Home Infrastructure It’s IHAP day in NSW – and ashes for Blacktown

It’s IHAP day in NSW – and ashes for Blacktown

It’s IHAP day in NSW – and ashes for Blacktown

NSW’s controversial new planning laws come into operation today (1 March 2018), and not everybody is happy. At the centre of the new system are Independent Hearing and Assessment Panels (IHAPs), which will take over the planning process from councils for all developments between $5 million and $30 million.

Each council is to appoint its own panel, comprising a chair, two independent expert members and a community member. The panels, also to be known as Local Planning Panels, will assess development applications made to local councils.

Under revisions to the Environmental Planning and Assessment Act 1979, the panels are now mandatory for all Sydney councils and Wollongong City Council. “Panels are to be put in place so the process of assessment and determination of development applications (DAs) with a high corruption risk, sensitivity or strategic importance are transparent and accountable,” says the Government.

The composition of the panels will be largely controlled by the State Government, which will nominate each panel’s Chair. Councils will be able to choose the two ‘independent’ members of the panel, but only “from a pool established by the Department of Planning and Environment and approved by the Minister for Planning.” Only the community member will be appointed solely at the discretion of the council.

The Government, predictably, says the new regimen will be an improvement and will ensure the transparency of the approval process. Many councils are not so sure.

Blacktown Council, in Western Sydney, has gone so far as to stage a mock memorial service for local decision-making.
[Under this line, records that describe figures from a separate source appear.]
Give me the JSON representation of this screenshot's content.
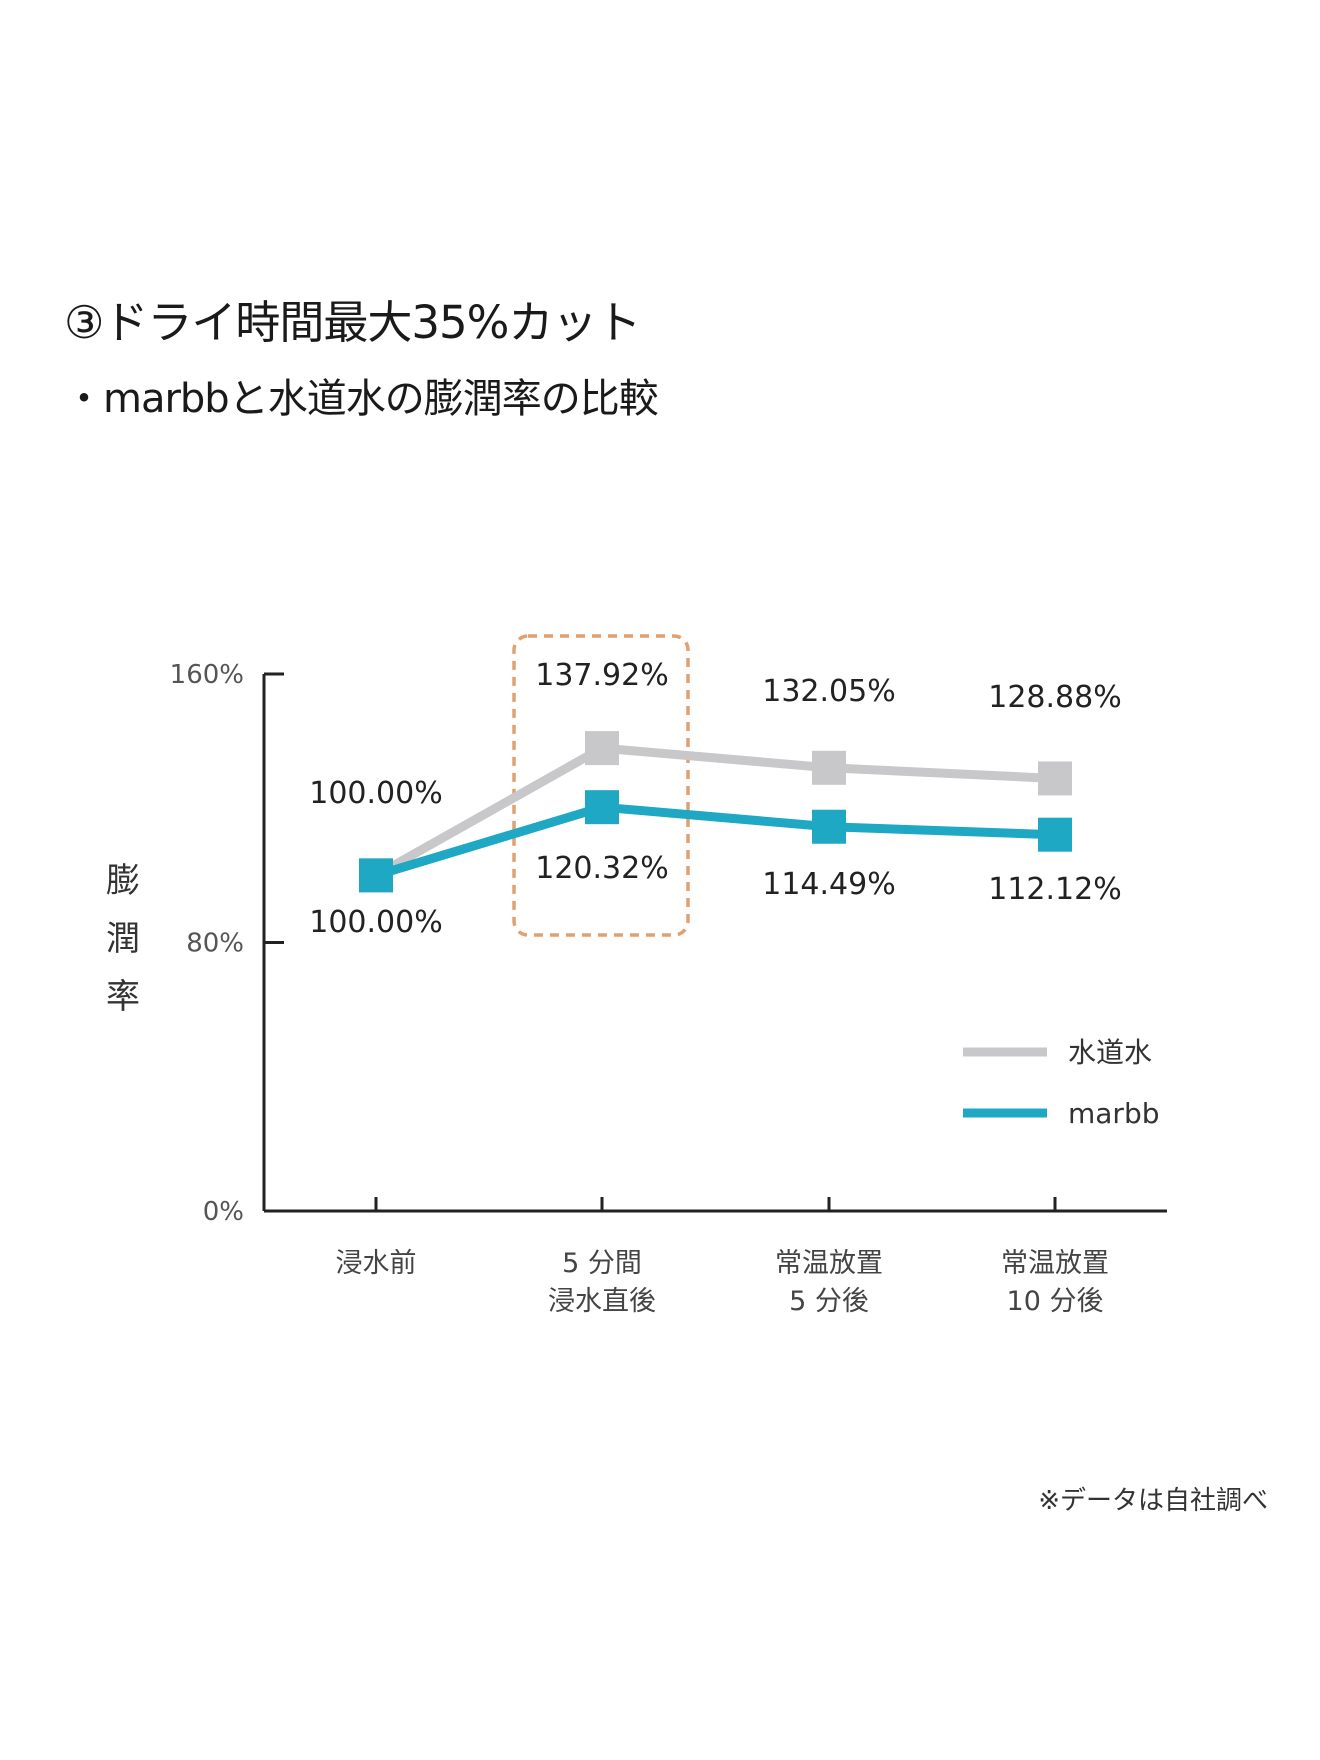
{
  "title": "③ドライ時間最大35%カット",
  "subtitle": "・marbbと水道水の膨潤率の比較",
  "footnote": "※データは自社調べ",
  "chart_data": {
    "type": "line",
    "ylabel": "膨潤率",
    "xlabel": "",
    "ylim": [
      0,
      160
    ],
    "yticks": [
      {
        "v": 0,
        "label": "0%"
      },
      {
        "v": 80,
        "label": "80%"
      },
      {
        "v": 160,
        "label": "160%"
      }
    ],
    "categories": [
      [
        "浸水前"
      ],
      [
        "5 分間",
        "浸水直後"
      ],
      [
        "常温放置",
        "5 分後"
      ],
      [
        "常温放置",
        "10 分後"
      ]
    ],
    "series": [
      {
        "name": "水道水",
        "color": "#c8c8ca",
        "values": [
          100.0,
          137.92,
          132.05,
          128.88
        ],
        "labels": [
          "100.00%",
          "137.92%",
          "132.05%",
          "128.88%"
        ]
      },
      {
        "name": "marbb",
        "color": "#1fa8c4",
        "values": [
          100.0,
          120.32,
          114.49,
          112.12
        ],
        "labels": [
          "100.00%",
          "120.32%",
          "114.49%",
          "112.12%"
        ]
      }
    ],
    "highlight": {
      "category_index": 1,
      "color": "#e0a070"
    },
    "legend_position": "right",
    "grid": false
  }
}
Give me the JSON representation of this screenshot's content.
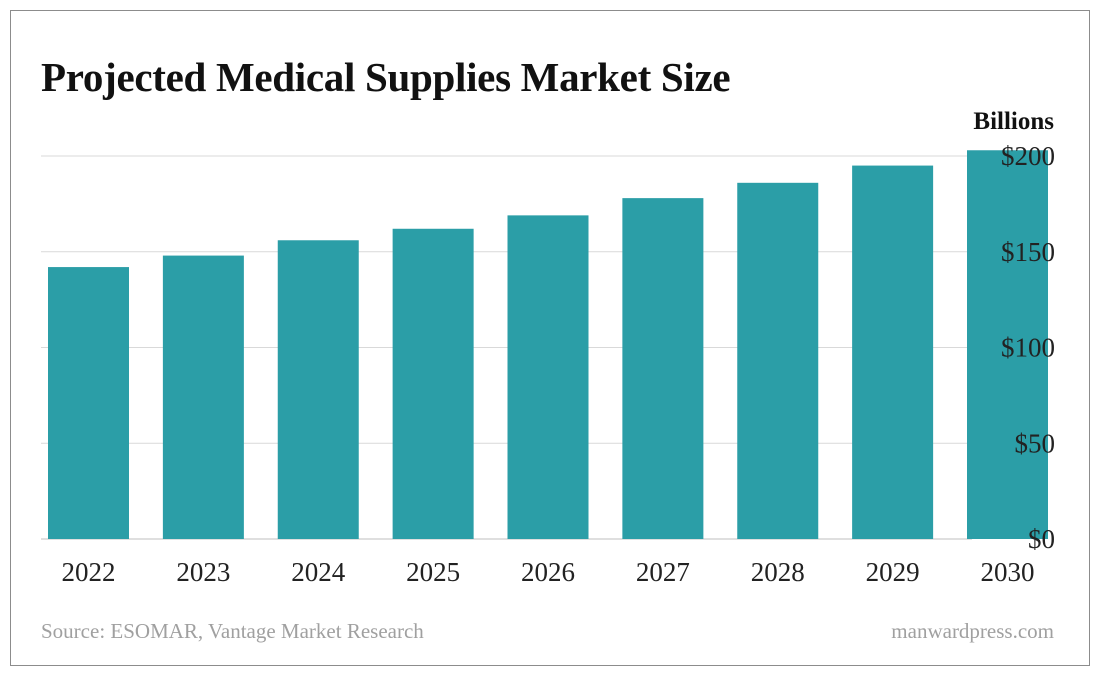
{
  "chart_data": {
    "type": "bar",
    "title": "Projected Medical Supplies Market Size",
    "unit_label": "Billions",
    "categories": [
      "2022",
      "2023",
      "2024",
      "2025",
      "2026",
      "2027",
      "2028",
      "2029",
      "2030"
    ],
    "values": [
      142,
      148,
      156,
      162,
      169,
      178,
      186,
      195,
      203
    ],
    "ylim": [
      0,
      200
    ],
    "yticks": [
      0,
      50,
      100,
      150,
      200
    ],
    "ytick_labels": [
      "$0",
      "$50",
      "$100",
      "$150",
      "$200"
    ],
    "y_axis_side": "right",
    "grid": true,
    "bar_color": "#2b9ea7",
    "grid_color": "#d9d9d9"
  },
  "footer": {
    "source": "Source: ESOMAR, Vantage Market Research",
    "site": "manwardpress.com"
  }
}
It has created an obituary based on cricket’s famous Ashes lament:

‘In Affectionate Remembrance of Accountable Development, which died in Blacktown on 28 February 2018. Deeply lamented by a large circle of sorrowing friends and acquaintances. R.I.P. NB – the body was cremated and the ashes taken to the NSW Parliament’

The day before the new law came into effect the council burnt its last Development Application in protest against the move to IHAPs. The ashes were placed in two urns, one to remain in council chambers and the other to be presented to NSW Planning Minister Anthony Roberts.

“We hope he will keep it as a reminder of how he has killed the voice of the community,” said Blacktown City Mayor, Stephen Bali, who is also an ALP member of State Parliament.

“Not only have elected councillors lost the power to approve or reject development applications, but the community has lost the power to stand up before the councillors it elected to voice an opinion about how the neighbourhood takes shape.”

It cannot been argued that the process of Councillors voting on DAs slowed down development in Blacktown, Mayor Bali said. “Last year, the Councillors only voted on 21 DAs – the other 2,500-odd were approved by council officers under delegated authority in an average time of just over a month.

“Councillors only looked at contentious developments of community concern or those where developers were not complying with regulations.

“Open council meetings are the epitome of accountable, transparent and balanced decision-making. By contrast, Local Planning Panels will be chaired by powerful state-level experts who are unlikely to have the same level of knowledge or understanding of our city’s needs,” he said.